West Coast Multigrain Dressing with Dried Fruit and Almonds

½ cup butter (1 stick)

2½ cups chopped celery

1½ cups chopped red onion

1 cup chopped red pepper

2 teaspoons minced fresh garlic

1 loaf (29 ounces) sliced multi-grain bread, toasted, cut into 1-inch squares for 8 cups

1 8-inch square pan cornbread, coarsely crumbled for 3 cups

1½ cups chopped red baking apples, such as McIntosh or Gala

¾ cup dried cherries

¾ cup golden raisins

½ cup toasted slivered almonds

3 tablespoons chopped fresh basil

3 tablespoons chopped fresh oregano

1½ tablespoons chopped fresh rosemary

2 teaspoons salt

½ teaspoon ground black pepper

2-2½ cups chicken broth

Melt the butter in a large skillet on medium-high heat.
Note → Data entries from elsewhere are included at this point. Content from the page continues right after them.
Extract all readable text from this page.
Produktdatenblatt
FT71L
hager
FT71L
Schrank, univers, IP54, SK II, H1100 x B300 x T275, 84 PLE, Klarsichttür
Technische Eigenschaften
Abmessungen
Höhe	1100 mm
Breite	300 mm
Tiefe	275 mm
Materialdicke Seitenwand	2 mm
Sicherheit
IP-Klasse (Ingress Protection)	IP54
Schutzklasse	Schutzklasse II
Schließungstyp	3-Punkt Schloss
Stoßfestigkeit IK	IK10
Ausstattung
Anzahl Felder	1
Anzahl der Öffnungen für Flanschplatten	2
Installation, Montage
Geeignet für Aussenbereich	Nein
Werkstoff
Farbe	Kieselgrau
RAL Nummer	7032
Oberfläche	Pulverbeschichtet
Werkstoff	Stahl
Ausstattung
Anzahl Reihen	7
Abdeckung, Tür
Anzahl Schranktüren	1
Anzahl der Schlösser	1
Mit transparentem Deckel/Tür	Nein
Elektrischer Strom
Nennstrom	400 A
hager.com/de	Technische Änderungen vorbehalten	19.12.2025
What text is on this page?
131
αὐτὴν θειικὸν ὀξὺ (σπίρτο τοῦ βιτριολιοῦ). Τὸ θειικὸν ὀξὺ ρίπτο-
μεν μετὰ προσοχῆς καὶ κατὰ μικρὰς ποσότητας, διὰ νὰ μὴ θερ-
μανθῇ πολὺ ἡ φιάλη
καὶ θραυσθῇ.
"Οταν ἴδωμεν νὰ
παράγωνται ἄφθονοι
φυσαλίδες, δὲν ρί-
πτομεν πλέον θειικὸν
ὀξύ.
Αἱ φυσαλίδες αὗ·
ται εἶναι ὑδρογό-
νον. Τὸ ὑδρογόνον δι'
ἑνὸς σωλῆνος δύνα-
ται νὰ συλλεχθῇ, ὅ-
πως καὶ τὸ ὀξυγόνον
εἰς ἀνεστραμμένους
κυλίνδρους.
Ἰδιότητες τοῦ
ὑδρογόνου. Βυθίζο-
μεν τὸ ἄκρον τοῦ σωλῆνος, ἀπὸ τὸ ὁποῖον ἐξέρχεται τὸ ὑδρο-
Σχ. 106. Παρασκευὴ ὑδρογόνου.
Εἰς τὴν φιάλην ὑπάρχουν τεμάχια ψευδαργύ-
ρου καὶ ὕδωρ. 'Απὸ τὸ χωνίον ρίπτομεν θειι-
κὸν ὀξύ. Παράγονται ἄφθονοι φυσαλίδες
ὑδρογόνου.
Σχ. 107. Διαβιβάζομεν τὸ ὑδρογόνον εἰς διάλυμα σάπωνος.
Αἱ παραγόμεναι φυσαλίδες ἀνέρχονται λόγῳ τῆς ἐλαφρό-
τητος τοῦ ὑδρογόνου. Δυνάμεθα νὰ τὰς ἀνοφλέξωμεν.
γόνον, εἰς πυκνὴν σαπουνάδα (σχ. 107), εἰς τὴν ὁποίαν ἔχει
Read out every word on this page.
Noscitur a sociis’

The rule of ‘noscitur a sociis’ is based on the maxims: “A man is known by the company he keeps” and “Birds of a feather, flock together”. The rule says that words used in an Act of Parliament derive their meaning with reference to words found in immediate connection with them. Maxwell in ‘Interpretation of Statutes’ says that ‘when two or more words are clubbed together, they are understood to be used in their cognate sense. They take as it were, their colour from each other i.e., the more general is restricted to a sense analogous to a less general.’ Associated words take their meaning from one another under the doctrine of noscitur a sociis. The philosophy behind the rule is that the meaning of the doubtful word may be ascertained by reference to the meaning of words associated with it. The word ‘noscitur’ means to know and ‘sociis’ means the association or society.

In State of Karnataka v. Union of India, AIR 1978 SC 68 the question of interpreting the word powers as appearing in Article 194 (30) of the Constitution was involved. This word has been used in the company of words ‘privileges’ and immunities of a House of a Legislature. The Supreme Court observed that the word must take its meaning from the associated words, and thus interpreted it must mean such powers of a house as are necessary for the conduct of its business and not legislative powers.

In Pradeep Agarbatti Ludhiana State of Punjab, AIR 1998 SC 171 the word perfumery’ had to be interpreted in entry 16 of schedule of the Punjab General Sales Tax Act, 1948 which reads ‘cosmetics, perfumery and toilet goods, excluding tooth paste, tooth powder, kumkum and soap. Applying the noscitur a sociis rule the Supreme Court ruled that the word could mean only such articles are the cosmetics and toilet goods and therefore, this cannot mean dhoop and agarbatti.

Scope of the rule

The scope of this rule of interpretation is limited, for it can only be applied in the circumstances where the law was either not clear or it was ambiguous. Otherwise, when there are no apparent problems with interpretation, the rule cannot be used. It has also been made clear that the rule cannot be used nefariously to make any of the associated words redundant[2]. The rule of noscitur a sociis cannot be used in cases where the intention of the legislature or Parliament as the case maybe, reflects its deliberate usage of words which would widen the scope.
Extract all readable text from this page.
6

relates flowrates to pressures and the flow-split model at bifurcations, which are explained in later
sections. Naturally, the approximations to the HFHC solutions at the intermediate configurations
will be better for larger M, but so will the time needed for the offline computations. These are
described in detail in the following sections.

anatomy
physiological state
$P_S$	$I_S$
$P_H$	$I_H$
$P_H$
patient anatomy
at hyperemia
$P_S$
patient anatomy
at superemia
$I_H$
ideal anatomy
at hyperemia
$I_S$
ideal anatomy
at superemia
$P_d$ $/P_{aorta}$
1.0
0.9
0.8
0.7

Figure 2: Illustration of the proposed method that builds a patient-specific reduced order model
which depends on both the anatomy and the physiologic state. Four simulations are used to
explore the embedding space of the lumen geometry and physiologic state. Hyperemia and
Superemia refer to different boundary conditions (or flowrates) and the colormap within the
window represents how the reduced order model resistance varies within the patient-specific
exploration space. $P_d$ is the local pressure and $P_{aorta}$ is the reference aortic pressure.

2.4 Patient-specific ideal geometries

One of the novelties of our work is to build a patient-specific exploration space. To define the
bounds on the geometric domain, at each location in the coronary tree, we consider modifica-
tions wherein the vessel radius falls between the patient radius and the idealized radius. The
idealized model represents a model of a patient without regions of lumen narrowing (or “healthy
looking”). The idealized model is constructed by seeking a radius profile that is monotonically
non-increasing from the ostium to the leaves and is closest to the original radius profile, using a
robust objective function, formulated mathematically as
Add the celery, onion, red pepper and garlic and saute 8-10 minutes, or until the vegetables are tender-crisp.

Combine the cooked vegetables, breads, apple, dried fruit, almonds, herbs, salt and pepper in large bowl. Pour 2 cups chicken broth over the top and stir lightly until all ingredients are moist.

Use this recipe to stuff a 14-18 pound turkey. Stuff both breast and neck cavities of turkey with the mixture. Make sure stuffing reaches 165 degrees when cooked inside the turkey.

Alternatively, increase the broth to 2½ cups. Heat the oven to 350 degrees; grease a 3-quart baking dish. Place mixture in the baking dish and cover with foil. Bake 30 minutes. Remove the foil and continue baking for another 15-20 minutes.

Serves 12.

Cook's note: Substitute dried cranberries for the cherries for added tartness.